Interview: Blackout und andere Katastrophen
Die Rolle von sozialen Medien
Welche Rolle spielen dabei soziale Medien?
Roth: Die Forschung zeigt, dass Menschen im Krisenfall die gleichen Kommunikationskanäle nutzen wie sonst. Die grossen Konzerne haben das erkannt und entsprechende Teams gebildet. Zum Beispiel stellen sie Krisenkarten zur Verfügung, auf denen Menschen eintragen können, wo welche Hilfe zu bekommen ist. Der «I am okay»-Status trägt wesentlich dazu bei, dass Verwandte und Bekannte besser informiert sind, ob jemand in Sicherheit ist und die Kommunikationsnetze dadurch weniger belastet werden. Zudem sehen wir vermehrt selbstorganisierte Hilfe auf diesen Plattformen. Ein Beispiel war die Opendoor-Aktion nach der Schiesserei in München, bei der Bewohner den Betroffenen spontan einen sicheren Schlafplatz angeboten haben.
Wie sehen Sie die Zukunft?
Prior: Für mich gibt es zwei wichtige Punkte: Es gibt keine Katastrophe ohne Menschen – ein Erdbeben an einem Ort, an dem keine Menschen leben und es keine Infrastruktur gibt, ist nur ein Naturereignis, keine Katastrophe. Deshalb ist für uns die Frage der sozialen Verwundbarkeit, das heisst, wer am stärksten betroffen ist, so wichtig. In Zürich gibt es beispielsweise eine detaillierte Risikokarte, welche die Konsequenzen von Überschwemmungen zeigt.

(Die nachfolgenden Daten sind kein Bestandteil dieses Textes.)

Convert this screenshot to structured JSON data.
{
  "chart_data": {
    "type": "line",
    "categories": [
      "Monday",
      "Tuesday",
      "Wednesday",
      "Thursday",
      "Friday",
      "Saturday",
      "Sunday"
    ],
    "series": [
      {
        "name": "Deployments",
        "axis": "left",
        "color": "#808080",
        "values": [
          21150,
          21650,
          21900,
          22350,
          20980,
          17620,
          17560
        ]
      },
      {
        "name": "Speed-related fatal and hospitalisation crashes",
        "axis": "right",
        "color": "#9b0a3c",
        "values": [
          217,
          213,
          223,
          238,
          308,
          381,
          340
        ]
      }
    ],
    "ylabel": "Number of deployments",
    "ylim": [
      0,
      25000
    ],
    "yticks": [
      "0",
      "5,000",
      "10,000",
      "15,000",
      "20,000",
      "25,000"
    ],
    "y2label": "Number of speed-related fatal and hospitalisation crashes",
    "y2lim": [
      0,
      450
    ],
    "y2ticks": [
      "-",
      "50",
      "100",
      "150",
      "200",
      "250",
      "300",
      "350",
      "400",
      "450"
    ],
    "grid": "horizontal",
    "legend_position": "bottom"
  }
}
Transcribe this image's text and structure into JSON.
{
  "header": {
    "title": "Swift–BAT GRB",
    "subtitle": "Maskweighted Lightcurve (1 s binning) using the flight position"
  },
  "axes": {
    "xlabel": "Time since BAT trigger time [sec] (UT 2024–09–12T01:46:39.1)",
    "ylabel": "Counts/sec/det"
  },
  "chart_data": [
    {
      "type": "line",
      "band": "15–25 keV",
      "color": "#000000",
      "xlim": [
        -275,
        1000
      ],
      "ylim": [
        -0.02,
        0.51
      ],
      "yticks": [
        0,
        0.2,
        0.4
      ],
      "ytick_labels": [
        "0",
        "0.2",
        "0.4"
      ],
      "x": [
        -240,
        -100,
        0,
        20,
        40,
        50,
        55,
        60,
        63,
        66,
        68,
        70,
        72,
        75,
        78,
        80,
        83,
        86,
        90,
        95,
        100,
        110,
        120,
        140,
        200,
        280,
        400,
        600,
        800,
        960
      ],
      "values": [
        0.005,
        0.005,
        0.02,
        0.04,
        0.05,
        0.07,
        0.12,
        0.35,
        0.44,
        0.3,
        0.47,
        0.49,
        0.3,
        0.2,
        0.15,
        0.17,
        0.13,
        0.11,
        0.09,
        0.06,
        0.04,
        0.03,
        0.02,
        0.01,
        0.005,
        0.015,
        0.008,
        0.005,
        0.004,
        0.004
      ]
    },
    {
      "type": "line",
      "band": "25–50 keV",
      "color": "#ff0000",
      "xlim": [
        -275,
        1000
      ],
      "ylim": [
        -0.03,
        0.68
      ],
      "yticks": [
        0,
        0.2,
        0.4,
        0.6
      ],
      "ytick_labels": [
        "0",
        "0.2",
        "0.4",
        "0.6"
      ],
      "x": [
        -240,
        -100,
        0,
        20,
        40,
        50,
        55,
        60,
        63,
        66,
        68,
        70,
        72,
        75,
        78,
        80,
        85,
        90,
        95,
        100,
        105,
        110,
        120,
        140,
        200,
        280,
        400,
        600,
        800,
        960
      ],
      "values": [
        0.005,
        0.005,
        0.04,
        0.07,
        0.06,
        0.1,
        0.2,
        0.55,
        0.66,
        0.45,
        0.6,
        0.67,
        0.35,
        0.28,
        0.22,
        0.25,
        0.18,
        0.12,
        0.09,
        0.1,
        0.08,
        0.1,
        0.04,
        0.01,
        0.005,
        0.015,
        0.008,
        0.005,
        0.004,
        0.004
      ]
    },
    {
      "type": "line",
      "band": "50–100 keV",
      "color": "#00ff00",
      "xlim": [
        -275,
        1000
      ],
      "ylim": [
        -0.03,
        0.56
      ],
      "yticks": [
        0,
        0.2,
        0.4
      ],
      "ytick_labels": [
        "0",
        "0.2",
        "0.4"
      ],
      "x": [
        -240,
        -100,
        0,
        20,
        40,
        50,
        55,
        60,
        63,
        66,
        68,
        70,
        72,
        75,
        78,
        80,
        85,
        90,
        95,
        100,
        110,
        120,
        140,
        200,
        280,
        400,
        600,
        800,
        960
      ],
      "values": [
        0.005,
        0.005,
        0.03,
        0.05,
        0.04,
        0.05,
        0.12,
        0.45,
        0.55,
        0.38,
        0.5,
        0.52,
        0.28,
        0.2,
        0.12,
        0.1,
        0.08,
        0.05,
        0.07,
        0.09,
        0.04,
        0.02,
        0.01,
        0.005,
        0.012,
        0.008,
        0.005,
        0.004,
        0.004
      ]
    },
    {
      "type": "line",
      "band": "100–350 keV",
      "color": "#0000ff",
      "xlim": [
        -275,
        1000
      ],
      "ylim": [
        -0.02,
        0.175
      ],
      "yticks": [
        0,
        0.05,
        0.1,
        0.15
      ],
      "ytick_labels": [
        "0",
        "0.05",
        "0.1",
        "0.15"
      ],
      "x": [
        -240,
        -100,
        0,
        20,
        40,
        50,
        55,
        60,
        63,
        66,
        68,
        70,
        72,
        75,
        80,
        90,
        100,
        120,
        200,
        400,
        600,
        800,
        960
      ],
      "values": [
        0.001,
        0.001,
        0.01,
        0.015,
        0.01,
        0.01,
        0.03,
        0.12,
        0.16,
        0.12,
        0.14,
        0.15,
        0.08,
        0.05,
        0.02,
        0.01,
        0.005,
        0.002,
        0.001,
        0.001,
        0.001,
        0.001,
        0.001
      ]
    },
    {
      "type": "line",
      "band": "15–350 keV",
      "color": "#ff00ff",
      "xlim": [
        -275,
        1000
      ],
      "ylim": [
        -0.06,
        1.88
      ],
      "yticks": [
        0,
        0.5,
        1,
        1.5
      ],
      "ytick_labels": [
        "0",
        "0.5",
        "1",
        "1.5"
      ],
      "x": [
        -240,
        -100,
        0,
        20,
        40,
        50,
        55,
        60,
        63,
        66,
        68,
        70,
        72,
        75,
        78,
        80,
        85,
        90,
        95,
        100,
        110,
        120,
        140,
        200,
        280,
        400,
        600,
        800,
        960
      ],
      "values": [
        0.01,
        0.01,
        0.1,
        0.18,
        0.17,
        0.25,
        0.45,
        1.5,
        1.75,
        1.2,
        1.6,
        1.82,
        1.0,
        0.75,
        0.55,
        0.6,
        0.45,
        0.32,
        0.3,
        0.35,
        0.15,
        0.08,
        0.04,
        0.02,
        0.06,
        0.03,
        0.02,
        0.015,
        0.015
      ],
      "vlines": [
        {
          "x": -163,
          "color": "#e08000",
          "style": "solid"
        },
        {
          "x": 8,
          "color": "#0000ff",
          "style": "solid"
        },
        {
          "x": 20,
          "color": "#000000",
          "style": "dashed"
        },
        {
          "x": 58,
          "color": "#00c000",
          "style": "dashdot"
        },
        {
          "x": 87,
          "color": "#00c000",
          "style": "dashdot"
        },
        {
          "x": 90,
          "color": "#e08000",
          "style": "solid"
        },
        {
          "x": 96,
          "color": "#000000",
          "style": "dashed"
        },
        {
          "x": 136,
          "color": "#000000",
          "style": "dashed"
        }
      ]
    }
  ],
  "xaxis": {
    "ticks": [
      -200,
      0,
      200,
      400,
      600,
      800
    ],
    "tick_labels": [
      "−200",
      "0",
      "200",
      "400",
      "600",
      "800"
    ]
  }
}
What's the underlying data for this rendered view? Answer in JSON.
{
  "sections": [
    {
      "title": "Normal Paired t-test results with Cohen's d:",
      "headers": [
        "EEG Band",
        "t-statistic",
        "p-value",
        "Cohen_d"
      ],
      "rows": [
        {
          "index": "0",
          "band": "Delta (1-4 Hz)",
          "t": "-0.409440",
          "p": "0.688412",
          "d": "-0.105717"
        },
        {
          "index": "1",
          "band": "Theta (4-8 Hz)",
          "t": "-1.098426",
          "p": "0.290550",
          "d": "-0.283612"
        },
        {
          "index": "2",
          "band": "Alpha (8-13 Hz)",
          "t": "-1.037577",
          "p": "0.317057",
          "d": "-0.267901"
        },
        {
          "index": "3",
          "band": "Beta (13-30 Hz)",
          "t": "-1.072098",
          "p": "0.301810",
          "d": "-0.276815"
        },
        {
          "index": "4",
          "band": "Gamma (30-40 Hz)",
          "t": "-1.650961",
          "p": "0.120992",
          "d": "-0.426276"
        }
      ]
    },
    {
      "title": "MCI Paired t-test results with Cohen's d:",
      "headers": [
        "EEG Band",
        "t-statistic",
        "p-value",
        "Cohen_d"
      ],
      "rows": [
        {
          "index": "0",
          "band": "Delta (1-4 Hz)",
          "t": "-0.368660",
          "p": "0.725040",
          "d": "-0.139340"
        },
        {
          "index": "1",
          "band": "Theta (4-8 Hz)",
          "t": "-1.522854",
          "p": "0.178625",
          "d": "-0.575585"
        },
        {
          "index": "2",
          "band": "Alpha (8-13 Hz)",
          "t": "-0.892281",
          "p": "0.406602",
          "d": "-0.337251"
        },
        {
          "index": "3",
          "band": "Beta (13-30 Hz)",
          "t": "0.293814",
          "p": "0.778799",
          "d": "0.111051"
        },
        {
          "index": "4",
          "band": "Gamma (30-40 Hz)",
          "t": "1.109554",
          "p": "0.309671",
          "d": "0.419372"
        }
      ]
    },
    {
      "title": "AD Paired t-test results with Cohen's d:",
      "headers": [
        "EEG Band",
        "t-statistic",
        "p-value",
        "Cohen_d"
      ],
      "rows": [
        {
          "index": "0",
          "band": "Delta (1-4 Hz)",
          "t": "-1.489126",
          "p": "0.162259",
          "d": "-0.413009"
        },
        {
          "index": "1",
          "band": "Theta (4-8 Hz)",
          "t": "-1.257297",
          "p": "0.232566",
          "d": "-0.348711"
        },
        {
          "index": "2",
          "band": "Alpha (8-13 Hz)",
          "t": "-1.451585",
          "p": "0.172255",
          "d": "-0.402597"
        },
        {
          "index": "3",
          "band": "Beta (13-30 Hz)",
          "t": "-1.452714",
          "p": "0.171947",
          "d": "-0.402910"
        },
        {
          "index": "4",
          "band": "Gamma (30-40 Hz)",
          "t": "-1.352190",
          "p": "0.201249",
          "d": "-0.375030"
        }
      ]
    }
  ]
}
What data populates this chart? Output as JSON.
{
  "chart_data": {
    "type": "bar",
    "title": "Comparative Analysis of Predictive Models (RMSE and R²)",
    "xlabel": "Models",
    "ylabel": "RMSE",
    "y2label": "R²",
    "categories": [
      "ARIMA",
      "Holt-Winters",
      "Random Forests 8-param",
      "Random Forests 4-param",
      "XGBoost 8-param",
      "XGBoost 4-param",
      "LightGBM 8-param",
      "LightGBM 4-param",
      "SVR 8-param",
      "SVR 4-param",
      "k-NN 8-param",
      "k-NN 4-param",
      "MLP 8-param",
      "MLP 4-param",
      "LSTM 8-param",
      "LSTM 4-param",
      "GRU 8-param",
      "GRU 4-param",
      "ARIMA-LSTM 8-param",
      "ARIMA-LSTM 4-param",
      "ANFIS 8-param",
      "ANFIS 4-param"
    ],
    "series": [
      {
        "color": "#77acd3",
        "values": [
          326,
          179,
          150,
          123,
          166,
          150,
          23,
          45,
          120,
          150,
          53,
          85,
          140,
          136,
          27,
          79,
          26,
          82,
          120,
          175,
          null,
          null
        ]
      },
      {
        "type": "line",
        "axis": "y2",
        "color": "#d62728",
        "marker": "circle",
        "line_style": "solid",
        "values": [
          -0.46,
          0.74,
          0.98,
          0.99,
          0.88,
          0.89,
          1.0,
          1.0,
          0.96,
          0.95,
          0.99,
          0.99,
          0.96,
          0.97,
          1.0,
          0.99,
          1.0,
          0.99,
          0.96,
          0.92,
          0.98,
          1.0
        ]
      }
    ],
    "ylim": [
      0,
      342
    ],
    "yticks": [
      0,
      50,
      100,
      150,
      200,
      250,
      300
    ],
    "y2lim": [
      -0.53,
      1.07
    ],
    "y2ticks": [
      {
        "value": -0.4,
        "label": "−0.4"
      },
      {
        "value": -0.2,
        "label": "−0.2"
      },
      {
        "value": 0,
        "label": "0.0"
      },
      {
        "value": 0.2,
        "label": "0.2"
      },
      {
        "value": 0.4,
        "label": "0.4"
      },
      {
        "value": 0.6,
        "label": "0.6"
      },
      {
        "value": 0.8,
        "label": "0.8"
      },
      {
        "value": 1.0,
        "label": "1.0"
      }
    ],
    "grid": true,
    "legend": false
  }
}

Aber es fehlen Daten, wo welche Menschen besonders verwundbar sind – wie ältere Menschen oder Migranten – hier gibt es noch Forschungsbedarf.
Zweitens bedeutet der Einfluss der Zivilgesellschaft und der sozialen Medien, dass die Behörden nicht mehr nur top-down kommunizieren können und damit auch ein Stück Deutungshoheit verlieren. In Zukunft werden die Behörden mehr in Dialog mit der Bevölkerung treten müssen. Das ist eine Herausforderung, weil Behörden beispielsweise erst informieren möchten, wenn eine Information als gesichert gilt. Die Bürger erwarten aber schnelle Informationen. Aber es ist auch eine grosse Chance für einen effizienteren Bevölkerungsschutz. In Zukunft können Behörden ihre Kommunikation noch stärker situativ anpassen.
Was kann jeder Einzelne tun, um sich besser vorzubereiten?
Prior: Wichtig ist, dass man die Gefahren kennt und weiss, was im Katastrophenfall zu tun ist. Ein Beispiel: In Bern gibt es stark hochwassergefährdete Gebiete. Aber weiss ich auch, was ich machen muss, wenn das Hochwasser wirklich kommt? Obwohl der Notvorrat vielen etwas antiquiert erscheinen mag, ist er trotzdem eine gute Idee. Denn im Krisenfall wird sich die Schweiz gut organisieren, aber es kann sein, dass die Menschen die ersten zwei, drei Tage alleine über die Runden kommen müssen. Ganz allgemein zeigt sich, dass Haushalte, die sich einen Familiennotfallplan zurechtgelegt haben, Katastrophen besser überstehen als andere.